Ist deine Studioausrüstung für dich eine Erweiterung deiner Person als Künstler oder siehst du sie eher als Werkzeuge, die dir einfach bei der Umsetzung deiner Vorstellung helfen?
Das sind definitiv Werkzeuge. Ich wickle mich nicht um die herum. Am Ende geht es einfach um Ideen, die hier frei fließen, man nimmt sie sich und bannt sie auf Tape. Das hängt nicht unbedingt vom Equipment ab, das man hat, abgesehen jetzt natürlich von den wichtigsten Aufnahmegeräten.
In der Gründungszeit des Dub haben viele Bands in Jamaica, zum Beispiel auch die Upsetters, billige Instrumente benutzt – aber es kam eben darauf an, was sie damit angestellt haben. Wann hast du für dich festgestellt, dass die menschliche Kreativität wichtiger ist als die Technik, die man hat?
Ich fing an, mich für den ganzen Aspekt der Produktion zu interessieren, und auf einmal war’s so: Geht es wirklich um die Ausrüstung? Wenn man von neuem Equipment einen bestimmten Sound erwartet und dann enttäuscht wird, dann landet man schnell zurück bei dem Gedanken, dass es eben echt nur darauf ankommt, was man macht. Und ich für meinen Fall habe diese Perspektive entwickelt, nachdem ich irgendwann die Geschichte und die Musik genau studiert habe, die ich nachmachen wollte. Die haben wirklich unglaubliche Kunst gemacht, einfach mit den paar Sachen, die sie halt hatten.
Man kann sehr einzigartige Sounds erzeugen, wenn man die Möglichkeiten von Software mit den Charakteristika von Hardware oder akustischen Instrumenten zusammenbringt. Wann hast du angefangen, für deine Arbeit auch einen Computer zu benutzen, und welche Rolle spielt Software dabei?
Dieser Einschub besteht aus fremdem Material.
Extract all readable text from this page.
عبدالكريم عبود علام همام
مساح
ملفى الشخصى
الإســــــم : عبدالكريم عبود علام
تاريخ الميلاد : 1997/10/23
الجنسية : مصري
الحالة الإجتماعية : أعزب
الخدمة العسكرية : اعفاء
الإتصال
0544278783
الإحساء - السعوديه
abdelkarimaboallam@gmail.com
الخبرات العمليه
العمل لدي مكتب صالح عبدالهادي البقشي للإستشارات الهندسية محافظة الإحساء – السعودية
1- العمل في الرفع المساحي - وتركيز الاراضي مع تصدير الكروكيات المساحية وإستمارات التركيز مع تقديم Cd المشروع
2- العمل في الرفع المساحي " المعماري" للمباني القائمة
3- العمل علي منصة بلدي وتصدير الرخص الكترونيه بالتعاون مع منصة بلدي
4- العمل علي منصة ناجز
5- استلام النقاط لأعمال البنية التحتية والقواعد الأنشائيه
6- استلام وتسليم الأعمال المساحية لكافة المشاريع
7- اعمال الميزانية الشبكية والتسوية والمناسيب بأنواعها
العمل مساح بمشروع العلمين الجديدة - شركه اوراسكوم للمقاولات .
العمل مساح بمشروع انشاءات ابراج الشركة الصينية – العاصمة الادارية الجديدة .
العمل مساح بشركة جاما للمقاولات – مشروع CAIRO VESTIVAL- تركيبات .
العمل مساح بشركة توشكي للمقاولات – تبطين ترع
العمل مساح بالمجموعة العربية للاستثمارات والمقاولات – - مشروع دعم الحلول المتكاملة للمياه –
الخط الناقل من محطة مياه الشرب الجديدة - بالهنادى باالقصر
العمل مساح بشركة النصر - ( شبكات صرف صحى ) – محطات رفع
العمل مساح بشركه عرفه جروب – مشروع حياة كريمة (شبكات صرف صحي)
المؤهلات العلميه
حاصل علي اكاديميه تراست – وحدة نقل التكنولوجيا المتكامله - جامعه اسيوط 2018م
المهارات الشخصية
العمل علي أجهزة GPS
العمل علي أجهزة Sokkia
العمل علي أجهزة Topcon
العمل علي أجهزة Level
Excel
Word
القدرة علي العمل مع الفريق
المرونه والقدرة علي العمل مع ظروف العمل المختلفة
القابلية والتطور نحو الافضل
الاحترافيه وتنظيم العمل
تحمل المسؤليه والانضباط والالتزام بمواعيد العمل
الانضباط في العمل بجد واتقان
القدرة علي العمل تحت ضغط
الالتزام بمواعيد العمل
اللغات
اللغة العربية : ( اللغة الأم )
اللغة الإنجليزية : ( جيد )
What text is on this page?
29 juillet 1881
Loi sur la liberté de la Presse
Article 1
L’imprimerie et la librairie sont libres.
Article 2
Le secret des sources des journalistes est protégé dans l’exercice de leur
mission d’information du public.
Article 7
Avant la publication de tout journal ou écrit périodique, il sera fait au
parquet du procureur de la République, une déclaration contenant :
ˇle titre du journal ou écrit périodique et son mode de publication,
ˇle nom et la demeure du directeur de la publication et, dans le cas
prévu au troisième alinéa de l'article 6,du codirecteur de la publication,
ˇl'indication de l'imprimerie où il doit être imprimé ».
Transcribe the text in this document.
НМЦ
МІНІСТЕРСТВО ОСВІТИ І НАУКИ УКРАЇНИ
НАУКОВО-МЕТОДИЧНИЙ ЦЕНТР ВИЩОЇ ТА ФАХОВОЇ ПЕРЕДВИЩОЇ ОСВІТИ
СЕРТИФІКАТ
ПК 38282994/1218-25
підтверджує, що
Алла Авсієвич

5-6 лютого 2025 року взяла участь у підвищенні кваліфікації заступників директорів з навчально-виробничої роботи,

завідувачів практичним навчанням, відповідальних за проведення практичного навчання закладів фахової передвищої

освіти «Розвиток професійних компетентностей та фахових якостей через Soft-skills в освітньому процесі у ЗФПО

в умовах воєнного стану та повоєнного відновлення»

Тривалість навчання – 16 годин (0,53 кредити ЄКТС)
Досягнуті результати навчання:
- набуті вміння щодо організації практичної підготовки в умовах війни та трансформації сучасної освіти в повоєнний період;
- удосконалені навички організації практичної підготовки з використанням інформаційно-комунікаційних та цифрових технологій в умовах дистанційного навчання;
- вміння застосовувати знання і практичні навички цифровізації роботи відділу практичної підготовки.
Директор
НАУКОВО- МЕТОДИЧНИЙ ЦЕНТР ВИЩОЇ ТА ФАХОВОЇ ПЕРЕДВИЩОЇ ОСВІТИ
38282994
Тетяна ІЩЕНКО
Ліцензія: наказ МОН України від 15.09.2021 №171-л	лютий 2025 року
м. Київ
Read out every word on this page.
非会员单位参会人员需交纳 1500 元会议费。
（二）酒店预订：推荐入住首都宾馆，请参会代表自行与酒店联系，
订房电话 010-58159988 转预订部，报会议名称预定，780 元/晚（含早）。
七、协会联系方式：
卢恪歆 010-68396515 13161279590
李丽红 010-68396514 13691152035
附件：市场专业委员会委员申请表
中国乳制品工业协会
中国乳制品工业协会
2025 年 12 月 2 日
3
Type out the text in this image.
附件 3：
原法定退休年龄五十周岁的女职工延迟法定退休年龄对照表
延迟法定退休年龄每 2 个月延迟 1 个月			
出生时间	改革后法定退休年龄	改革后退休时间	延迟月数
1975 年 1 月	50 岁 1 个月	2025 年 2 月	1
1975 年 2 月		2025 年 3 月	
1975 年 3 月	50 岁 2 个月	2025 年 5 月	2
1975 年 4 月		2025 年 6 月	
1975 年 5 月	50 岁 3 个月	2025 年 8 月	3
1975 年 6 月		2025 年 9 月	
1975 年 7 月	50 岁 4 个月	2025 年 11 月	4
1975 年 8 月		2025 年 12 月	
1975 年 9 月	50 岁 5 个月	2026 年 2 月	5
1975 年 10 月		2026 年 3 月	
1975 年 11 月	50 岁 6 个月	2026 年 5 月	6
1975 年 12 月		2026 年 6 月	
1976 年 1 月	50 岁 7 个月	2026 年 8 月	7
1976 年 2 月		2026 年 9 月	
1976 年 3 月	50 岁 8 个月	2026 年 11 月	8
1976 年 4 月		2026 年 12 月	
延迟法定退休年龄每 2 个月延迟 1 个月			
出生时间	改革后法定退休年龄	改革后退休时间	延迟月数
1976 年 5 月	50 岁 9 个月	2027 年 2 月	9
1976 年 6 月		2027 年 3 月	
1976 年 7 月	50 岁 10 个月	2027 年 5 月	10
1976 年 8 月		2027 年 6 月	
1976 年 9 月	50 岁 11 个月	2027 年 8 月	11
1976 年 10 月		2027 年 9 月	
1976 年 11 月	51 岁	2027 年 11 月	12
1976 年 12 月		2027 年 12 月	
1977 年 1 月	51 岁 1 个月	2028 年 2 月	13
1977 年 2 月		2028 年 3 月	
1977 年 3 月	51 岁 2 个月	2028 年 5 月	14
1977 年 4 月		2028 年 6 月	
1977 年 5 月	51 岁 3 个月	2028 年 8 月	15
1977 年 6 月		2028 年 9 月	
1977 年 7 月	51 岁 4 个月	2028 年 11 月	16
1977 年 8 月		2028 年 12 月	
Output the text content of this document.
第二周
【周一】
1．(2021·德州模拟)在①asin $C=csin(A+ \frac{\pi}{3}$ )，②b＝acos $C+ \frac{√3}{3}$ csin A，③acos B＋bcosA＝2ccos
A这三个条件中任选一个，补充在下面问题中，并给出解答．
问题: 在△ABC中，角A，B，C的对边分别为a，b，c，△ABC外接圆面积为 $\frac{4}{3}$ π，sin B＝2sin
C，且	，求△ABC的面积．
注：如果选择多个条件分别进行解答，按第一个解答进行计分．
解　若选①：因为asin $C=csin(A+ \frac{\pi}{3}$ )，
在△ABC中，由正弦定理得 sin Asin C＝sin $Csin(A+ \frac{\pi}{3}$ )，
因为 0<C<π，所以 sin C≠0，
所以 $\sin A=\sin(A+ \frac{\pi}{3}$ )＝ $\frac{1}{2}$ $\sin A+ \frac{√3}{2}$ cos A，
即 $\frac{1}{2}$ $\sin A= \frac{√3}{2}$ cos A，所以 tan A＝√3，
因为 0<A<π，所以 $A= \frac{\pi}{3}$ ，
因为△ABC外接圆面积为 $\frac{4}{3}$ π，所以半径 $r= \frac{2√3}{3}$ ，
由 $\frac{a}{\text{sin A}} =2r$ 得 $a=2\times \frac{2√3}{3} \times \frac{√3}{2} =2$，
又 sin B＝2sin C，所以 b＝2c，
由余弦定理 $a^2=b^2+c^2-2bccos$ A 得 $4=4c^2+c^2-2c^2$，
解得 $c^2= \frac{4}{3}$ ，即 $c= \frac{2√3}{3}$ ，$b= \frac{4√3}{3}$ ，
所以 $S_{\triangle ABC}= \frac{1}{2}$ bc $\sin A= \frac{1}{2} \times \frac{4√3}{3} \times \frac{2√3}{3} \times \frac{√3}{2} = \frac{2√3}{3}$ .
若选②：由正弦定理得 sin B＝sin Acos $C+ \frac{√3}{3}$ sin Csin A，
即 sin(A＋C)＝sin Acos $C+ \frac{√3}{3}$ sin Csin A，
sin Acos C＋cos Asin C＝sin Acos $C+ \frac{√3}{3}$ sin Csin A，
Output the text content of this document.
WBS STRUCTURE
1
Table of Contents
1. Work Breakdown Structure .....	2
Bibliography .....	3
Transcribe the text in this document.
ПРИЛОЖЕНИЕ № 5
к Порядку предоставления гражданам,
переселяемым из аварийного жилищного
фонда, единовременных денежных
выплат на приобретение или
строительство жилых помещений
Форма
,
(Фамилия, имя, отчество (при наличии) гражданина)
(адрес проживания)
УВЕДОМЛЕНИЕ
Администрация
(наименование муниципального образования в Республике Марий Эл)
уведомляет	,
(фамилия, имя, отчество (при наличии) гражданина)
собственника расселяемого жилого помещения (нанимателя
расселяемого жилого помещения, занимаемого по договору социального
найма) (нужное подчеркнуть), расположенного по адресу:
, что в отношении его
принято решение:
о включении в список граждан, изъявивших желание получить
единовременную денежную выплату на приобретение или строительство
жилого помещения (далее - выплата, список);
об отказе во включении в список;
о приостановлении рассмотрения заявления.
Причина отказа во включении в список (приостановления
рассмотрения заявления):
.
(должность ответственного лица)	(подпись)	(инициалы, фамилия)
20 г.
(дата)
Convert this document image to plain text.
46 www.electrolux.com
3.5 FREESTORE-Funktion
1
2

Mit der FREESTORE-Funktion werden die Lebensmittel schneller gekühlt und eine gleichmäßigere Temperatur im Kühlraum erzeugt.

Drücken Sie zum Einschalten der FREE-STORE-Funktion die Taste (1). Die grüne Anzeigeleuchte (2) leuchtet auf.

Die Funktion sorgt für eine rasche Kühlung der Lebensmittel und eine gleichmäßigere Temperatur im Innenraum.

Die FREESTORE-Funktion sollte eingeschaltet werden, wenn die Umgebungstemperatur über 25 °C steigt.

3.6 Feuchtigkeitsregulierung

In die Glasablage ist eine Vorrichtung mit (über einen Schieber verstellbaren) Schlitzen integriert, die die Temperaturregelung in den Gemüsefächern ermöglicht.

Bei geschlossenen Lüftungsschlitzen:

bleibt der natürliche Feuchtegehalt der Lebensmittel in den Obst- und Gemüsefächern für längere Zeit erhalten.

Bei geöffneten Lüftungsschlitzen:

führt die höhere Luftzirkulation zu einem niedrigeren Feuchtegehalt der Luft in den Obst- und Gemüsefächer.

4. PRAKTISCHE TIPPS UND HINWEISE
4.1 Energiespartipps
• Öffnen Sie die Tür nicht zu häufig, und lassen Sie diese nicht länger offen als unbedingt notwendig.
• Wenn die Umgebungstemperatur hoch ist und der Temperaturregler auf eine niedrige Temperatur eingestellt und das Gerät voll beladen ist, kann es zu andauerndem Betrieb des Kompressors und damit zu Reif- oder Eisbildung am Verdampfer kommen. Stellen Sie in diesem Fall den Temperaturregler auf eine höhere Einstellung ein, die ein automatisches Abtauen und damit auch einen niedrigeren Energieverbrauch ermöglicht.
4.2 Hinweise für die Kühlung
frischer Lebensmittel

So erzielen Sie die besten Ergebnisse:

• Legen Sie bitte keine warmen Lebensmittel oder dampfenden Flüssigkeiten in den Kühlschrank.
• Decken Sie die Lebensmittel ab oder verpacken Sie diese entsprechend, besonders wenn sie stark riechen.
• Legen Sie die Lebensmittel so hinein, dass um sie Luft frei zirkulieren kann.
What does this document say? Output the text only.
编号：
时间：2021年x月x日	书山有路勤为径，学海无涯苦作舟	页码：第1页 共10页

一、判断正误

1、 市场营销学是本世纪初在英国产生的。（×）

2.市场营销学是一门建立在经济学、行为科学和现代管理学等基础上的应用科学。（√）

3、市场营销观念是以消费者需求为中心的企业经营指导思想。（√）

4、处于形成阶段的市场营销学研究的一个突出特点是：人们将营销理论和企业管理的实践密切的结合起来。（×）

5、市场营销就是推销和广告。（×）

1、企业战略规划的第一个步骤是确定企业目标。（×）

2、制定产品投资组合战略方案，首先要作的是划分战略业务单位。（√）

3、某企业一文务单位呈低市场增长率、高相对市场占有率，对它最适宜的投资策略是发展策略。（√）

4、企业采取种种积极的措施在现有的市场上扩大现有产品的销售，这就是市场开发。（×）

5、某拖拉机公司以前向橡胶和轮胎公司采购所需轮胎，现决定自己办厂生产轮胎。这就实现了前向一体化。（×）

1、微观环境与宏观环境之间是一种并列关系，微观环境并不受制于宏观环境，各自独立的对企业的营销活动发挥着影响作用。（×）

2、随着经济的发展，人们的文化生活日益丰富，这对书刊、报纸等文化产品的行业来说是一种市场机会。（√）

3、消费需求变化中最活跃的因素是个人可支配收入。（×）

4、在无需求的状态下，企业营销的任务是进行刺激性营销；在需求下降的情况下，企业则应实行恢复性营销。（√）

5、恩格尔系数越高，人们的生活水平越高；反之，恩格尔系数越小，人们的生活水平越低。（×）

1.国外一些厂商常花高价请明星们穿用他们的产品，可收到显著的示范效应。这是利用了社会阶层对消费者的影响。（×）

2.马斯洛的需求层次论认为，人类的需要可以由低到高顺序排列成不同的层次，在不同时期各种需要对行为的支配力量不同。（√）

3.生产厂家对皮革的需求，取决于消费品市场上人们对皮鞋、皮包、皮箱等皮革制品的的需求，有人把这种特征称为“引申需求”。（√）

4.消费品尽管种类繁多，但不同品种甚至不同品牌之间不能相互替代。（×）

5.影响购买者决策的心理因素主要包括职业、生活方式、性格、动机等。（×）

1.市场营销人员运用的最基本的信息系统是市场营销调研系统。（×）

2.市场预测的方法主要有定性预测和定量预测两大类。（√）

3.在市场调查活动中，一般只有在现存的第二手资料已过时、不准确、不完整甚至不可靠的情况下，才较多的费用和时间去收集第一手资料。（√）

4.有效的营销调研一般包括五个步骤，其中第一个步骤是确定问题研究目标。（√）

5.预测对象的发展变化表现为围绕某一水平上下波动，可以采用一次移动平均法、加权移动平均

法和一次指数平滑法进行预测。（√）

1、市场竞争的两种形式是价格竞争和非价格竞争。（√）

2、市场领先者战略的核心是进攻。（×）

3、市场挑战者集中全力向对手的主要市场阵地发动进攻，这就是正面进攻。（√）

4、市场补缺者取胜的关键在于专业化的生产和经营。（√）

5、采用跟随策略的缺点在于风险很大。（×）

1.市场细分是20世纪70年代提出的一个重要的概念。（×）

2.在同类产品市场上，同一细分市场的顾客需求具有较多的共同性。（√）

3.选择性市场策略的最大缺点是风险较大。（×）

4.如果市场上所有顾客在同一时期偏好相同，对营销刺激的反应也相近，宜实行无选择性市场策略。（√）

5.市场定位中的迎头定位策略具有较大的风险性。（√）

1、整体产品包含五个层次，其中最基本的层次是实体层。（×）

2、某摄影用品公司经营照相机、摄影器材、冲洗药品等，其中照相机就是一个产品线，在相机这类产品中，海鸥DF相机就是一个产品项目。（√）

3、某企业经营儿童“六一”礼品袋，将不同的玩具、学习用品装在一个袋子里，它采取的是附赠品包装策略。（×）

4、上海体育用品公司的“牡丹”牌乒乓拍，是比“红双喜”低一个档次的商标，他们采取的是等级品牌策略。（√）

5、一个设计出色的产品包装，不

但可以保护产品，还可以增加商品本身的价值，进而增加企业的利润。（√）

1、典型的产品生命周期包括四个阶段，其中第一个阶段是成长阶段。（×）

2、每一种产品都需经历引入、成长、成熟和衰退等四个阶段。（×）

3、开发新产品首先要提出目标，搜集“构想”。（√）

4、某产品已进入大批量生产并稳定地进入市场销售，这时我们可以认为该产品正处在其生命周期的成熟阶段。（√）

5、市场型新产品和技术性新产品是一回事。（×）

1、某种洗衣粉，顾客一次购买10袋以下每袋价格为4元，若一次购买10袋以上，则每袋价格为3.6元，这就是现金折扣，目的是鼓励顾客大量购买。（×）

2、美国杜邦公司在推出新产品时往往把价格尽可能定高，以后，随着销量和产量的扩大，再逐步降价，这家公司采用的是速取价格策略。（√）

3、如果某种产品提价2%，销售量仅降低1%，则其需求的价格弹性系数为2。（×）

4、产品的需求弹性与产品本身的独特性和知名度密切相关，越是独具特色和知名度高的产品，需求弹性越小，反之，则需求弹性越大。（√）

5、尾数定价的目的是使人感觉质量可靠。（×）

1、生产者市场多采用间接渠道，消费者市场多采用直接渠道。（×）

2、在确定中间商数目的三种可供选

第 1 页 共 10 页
Ich hatte immer einen Computer. Ich arbeite schon lange mit Ableton Live, seit über 20 Jahren. Ich habe angefangen, Computer zu benutzen, weil ich einfach was zum Aufnehmen brauchte. Bandmaschinen waren einfach sowas wie ein Speicher für Ideen, und Computer sind das Gleiche. Die haben einfach all diese Funktionen, die man früher nicht hatte. Und dann habe ich angefangen, EQs und Kompressoren und diese ganzen Sachen zu benutzen, die jetzt auch da drin sind. Das hat auf jeden Fall den Unterschied gemacht, weil ich jetzt verstanden habe, was diese ganzen alten Geräte gemacht haben, einfach indem ich vor dem Rechner saß und eine Maus bewegt habe. Ich habe dadurch viel gelernt.
Ich würde sagen, der Computer macht die Hälfte meiner Arbeit, weil ich alles in den Rechner aufnehme, bevor ich in die analoge Aufnahme und das Mixing übergehe. Ich mache einen großen Teil der Bearbeitung, des EQings und der Kompression mit dem Rechner. Wenn ich mir meine Musik ohne diese Bearbeitungen anhöre, klingt sie komplett anders. Die ändern alles, machen das Ganze für mich erst anhörbar.
Im Dub sind Drums und Bass das Fundament. Ist das für dich der Ausgangspunkt?
Ja, auf jeden Fall. Vielleicht nicht musikalisch, wenn ich [Songs] schreibe, aber beim Aufnehmen fange ich mit den Drums und dem Bass an, damit ich auch sicher weiß, dass diese Aufnahmen korrekt sind.
Meistens arbeite ich davor schon an den Harmonien und dem melodischen Teil. Und ich mache dann so kleine Skizzen, die ich quasi einfach in meinem Zimmer loope, und dann setze ich mich an die Drums und entwickle ein Pattern dafür, dasselbe mit dem Bass. Manchmal kommt der Bass zuerst, manchmal die Drums. Ich lege mich nicht wirklich auf ein Drum-Kit fest, außer ich weiß schon genau, mit was für harmonischen und melodischen Elementen ich arbeiten will. Was lustig ist, weil wenn’s dann ums Abmischen geht, nehme ich das komplett raus. Ich arbeite nur mit den Drums und dem Bass, und die Harmonien und Melodien sind eher so nach dem Motto da: Ach ja, hey, ich bin auch hier. Und Dub funktioniert so, dass dein Gehirn plötzlich versteht, dass die Drums und der Bass, die man hört, einfach manchmal komplett vom melodischen Aspekt getrennt sind, so vibemäßig. Das ist mir besonders bei Alben wie Scientist Rids the World of the Evil Curse of the Vampires aufgefallen. Jedesmal, wenn die harmonischen und melodischen Parts reinkommen, sind die so von dem abgetrennt, was man gerade hört.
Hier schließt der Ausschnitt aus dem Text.